Poète confirmé, depuis longtemps intéressé par le thème des origines et de la renaissance, il n'est pas étonnant que Bruno Roy se soit penché sur le sujet des chansons manifestaires et des révolutions culturelles. L'auteur considère L'Osstidcho comme un manifeste parce qu'il inaugure un mouvement politico-culturel et désigne une rupture sur le plan de l'histoire d'une pratique. Avant de faire l'étude détaillée des spectacles de la série, il analyse avec minutie l'histoire de la chanson québécoise et les prémisses du rock'n roll.

Bruno Roy fait aussi l'historique de la carrière de Robert Charlebois, mentionnant par exemple que le chanteur débute sa carrière d'auteur-compositeur-interprète dès 1961, à l'âge de 16 ans, et qu'il fait la première partie du spectacle de Félix Leclerc à la Butte à Mathieu en septembre 1962. Par ses participations à des revues musicales, Robert Charlebois se montre très tôt intéressé par les rapports entre la scène et la musique. Si, après l'Exposition universelle de Montréal en 1967, les boîtes à chansons ferment les unes après les autres, le contexte culturel est toutefois favorable au chanteur. Entre la sortie de la chanson Lindberg, au printemps 1968, et décembre 1968, Robert Charlebois passe ainsi du statut d'inconnu à celui de superstar.
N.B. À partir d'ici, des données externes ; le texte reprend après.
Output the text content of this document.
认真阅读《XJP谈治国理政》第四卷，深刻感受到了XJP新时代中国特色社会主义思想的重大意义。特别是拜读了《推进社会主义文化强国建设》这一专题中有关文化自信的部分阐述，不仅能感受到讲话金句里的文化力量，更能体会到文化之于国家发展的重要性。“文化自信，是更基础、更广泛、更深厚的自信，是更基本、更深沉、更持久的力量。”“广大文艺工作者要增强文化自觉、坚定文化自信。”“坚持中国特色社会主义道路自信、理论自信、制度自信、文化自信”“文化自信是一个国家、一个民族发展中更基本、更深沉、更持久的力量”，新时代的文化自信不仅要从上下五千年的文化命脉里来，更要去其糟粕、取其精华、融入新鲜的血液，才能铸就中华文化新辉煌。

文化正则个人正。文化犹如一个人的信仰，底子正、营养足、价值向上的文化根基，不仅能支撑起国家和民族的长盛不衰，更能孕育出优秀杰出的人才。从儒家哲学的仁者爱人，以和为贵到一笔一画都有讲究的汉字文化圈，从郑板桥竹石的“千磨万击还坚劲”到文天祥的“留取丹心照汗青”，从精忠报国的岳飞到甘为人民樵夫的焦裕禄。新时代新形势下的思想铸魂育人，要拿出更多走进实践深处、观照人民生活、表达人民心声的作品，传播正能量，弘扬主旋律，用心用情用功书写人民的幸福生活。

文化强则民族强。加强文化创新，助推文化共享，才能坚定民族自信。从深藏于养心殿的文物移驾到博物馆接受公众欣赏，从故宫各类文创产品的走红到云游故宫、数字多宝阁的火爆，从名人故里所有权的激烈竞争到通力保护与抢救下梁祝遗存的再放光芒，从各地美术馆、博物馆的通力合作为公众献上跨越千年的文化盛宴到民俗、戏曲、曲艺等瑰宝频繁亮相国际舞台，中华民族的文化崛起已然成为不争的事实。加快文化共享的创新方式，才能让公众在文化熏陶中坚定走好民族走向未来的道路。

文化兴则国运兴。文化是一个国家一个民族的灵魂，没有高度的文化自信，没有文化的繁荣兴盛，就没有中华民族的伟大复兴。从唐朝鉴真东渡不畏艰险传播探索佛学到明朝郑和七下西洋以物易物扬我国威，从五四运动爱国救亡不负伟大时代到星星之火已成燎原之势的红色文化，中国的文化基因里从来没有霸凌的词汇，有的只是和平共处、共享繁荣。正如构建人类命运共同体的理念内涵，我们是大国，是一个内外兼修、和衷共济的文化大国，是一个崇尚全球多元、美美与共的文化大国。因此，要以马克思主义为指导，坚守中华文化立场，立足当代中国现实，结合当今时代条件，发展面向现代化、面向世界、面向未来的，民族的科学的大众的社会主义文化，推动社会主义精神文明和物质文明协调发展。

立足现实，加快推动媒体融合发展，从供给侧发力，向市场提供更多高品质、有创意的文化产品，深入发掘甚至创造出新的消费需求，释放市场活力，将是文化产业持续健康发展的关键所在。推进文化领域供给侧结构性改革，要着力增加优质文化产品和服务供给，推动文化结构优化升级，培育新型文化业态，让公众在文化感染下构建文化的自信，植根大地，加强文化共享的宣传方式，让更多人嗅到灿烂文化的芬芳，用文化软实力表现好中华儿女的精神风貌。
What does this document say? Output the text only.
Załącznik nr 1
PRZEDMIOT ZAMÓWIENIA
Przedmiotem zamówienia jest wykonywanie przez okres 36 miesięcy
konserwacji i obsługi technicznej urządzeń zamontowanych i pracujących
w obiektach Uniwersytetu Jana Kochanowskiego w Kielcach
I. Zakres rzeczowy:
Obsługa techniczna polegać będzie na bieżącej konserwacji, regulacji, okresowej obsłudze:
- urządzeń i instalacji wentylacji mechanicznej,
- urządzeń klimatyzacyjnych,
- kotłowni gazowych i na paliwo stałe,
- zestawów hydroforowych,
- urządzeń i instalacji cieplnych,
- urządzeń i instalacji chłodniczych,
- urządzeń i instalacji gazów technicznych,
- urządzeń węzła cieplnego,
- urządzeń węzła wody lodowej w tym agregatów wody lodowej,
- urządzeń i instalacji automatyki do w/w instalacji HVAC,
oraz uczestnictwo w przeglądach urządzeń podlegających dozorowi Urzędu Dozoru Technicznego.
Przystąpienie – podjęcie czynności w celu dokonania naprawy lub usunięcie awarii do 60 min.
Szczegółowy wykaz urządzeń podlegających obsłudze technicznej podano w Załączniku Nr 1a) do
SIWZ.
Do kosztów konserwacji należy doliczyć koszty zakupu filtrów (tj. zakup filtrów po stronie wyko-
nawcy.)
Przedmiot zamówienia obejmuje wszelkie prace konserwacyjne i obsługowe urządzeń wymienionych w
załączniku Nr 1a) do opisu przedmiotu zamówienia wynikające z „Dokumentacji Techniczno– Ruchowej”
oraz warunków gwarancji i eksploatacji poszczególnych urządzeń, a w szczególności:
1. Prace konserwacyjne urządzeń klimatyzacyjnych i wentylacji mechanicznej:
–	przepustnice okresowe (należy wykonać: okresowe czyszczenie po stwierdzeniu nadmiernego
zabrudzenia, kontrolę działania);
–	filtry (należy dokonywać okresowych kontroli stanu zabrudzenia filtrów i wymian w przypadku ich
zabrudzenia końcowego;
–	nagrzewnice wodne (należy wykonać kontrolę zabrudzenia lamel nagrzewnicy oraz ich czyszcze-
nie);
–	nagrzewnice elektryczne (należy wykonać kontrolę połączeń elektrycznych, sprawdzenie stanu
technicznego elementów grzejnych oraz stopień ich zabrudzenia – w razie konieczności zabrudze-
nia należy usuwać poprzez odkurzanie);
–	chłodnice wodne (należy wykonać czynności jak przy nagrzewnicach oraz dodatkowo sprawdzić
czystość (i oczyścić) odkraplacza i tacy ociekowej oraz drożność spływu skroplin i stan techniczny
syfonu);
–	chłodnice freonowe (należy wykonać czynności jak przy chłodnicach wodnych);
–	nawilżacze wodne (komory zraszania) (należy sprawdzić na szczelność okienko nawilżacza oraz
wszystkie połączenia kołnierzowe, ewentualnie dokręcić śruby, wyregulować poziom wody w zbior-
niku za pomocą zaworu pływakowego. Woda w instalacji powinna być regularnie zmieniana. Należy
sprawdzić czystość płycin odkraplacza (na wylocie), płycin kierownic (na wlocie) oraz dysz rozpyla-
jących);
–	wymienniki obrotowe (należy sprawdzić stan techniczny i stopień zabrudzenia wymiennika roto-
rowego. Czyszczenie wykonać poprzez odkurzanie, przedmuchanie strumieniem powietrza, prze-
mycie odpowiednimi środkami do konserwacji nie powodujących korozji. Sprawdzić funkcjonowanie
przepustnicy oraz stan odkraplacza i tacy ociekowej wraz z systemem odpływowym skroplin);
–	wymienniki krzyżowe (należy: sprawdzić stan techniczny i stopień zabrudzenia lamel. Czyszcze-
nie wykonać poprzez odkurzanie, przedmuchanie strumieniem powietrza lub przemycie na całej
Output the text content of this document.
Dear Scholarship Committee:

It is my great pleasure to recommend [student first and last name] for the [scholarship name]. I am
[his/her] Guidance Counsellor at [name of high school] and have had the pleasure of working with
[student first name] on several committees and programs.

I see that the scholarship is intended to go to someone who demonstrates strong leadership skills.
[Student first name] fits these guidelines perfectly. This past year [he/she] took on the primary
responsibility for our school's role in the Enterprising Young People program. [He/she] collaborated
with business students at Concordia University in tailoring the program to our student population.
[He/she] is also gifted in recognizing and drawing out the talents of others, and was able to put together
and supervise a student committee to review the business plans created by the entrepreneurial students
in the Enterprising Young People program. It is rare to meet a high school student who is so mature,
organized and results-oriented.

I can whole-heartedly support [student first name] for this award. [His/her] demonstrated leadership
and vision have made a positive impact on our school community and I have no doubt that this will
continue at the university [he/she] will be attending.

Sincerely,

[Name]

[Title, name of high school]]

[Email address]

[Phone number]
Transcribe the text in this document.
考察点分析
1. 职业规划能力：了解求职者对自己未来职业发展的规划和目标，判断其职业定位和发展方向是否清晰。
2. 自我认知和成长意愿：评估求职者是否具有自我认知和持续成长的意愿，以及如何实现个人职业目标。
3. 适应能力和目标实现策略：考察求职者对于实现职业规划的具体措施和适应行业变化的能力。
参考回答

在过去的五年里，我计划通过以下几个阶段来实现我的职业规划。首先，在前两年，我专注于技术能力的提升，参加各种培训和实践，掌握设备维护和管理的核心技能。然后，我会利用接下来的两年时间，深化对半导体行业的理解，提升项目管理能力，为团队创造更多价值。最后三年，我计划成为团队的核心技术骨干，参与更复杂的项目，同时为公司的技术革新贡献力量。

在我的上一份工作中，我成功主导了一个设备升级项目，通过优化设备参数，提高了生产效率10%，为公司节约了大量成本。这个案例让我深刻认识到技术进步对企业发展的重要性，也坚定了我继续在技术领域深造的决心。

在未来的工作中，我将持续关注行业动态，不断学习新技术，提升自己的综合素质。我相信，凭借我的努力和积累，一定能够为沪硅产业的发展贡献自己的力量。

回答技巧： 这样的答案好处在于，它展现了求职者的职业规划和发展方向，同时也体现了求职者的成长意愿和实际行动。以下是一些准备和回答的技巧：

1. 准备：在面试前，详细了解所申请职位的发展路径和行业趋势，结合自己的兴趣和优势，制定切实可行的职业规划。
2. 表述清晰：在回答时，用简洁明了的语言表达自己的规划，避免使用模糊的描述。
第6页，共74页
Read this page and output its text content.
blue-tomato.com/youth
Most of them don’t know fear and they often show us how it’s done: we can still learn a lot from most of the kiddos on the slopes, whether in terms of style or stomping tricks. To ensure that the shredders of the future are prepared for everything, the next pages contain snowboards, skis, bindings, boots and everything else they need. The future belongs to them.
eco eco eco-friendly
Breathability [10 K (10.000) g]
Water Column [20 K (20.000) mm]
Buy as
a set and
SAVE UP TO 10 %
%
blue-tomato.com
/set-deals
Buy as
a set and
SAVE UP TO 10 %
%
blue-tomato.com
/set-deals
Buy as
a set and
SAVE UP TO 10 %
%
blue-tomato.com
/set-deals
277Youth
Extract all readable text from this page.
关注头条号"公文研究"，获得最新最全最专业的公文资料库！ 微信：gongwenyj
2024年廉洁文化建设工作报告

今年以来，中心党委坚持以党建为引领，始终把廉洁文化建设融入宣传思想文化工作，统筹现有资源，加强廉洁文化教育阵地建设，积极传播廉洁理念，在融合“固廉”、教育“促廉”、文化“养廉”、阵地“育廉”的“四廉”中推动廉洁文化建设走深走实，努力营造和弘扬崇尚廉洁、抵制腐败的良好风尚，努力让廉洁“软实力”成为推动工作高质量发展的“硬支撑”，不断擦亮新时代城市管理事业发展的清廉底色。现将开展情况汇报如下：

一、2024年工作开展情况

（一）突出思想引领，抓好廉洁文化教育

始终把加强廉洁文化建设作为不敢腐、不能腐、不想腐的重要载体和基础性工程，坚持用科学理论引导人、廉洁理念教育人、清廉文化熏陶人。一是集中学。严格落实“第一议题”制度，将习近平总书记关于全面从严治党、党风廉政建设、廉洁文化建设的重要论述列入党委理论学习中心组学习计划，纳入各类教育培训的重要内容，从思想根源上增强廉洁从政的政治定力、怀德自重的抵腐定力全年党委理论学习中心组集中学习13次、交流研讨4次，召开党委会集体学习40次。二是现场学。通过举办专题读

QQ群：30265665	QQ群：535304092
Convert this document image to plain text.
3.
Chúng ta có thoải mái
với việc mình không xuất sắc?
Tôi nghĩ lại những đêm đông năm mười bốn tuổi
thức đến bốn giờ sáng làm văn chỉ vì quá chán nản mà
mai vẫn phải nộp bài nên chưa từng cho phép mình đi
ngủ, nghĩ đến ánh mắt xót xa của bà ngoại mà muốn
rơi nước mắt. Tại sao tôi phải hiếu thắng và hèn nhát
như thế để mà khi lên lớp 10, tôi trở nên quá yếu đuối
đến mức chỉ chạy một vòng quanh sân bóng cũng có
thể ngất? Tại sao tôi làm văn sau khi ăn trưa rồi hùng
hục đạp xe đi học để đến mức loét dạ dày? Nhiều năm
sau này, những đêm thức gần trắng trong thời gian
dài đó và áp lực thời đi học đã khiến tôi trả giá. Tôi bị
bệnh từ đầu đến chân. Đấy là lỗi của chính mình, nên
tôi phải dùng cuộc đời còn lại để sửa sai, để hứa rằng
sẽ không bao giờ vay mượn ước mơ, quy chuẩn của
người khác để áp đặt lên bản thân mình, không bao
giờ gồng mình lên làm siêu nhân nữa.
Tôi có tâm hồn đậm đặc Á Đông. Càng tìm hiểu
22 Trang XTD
C'est dans ce contexte qu'est présenté le spectacle collectif multidisciplinaire L'Osstidcho. Trois spectacles ont lieu: en septembre 1968 (L'Osstidcho King Size à la Comédie Canadienne), en janvier 1969 (L'Osstidcho meurt à la Place des Arts) et en juin 1970 (L'Osstidcho au Théâtre des Quat'sous, avec Louise Forestier, Mouffe, Yvon Deschamps, le Quatuor du Nouveau Jazz libre du Québec et l'organiste Jacques Perron). Charlebois, Forestier et Deschamps participaient déjà à l'époque au spectacle-manifeste Poèmes et chants de la résistance destiné à soutenir les prisonniers politiques Paul Rose, membre de la Cellule Chenier, et Pierres Vallières, auteur de l'un des rares ouvrages sur Pierre Laporte mais aussi de Nègres blancs d'Amérique, un indispensable de la culture déconolonialiste. Ces spectacles sont des preuves tangibles de la volonté de certains artistes québecois de s'inscrire dans la voie de la contestation. Le contexte contre-culturel de l'époque se manifeste par trois pôles: le psychédélisme, l'érotisme et la politique. Pour Bruno Roy, le psychédélisme prône le recours aux drogues comme facilitateur d'hallucinations, l'érotisme avant tout la libération de la sexualité et, enfin le politique se manifeste avec la mouvance felquiste et autonomiste. Le jazz participe de cette contre-culture québecoise, de même que de nouvelles explorations musicales comme celle de l'Infonie par exemple.

L'Osstidcho ou le désordre libérateur de Bruno Roy se termine par une chronologie détaillée de l'Osstidcho entre 1952 et 2008 et une liste reconstituée des chansons et monologues du spectacle.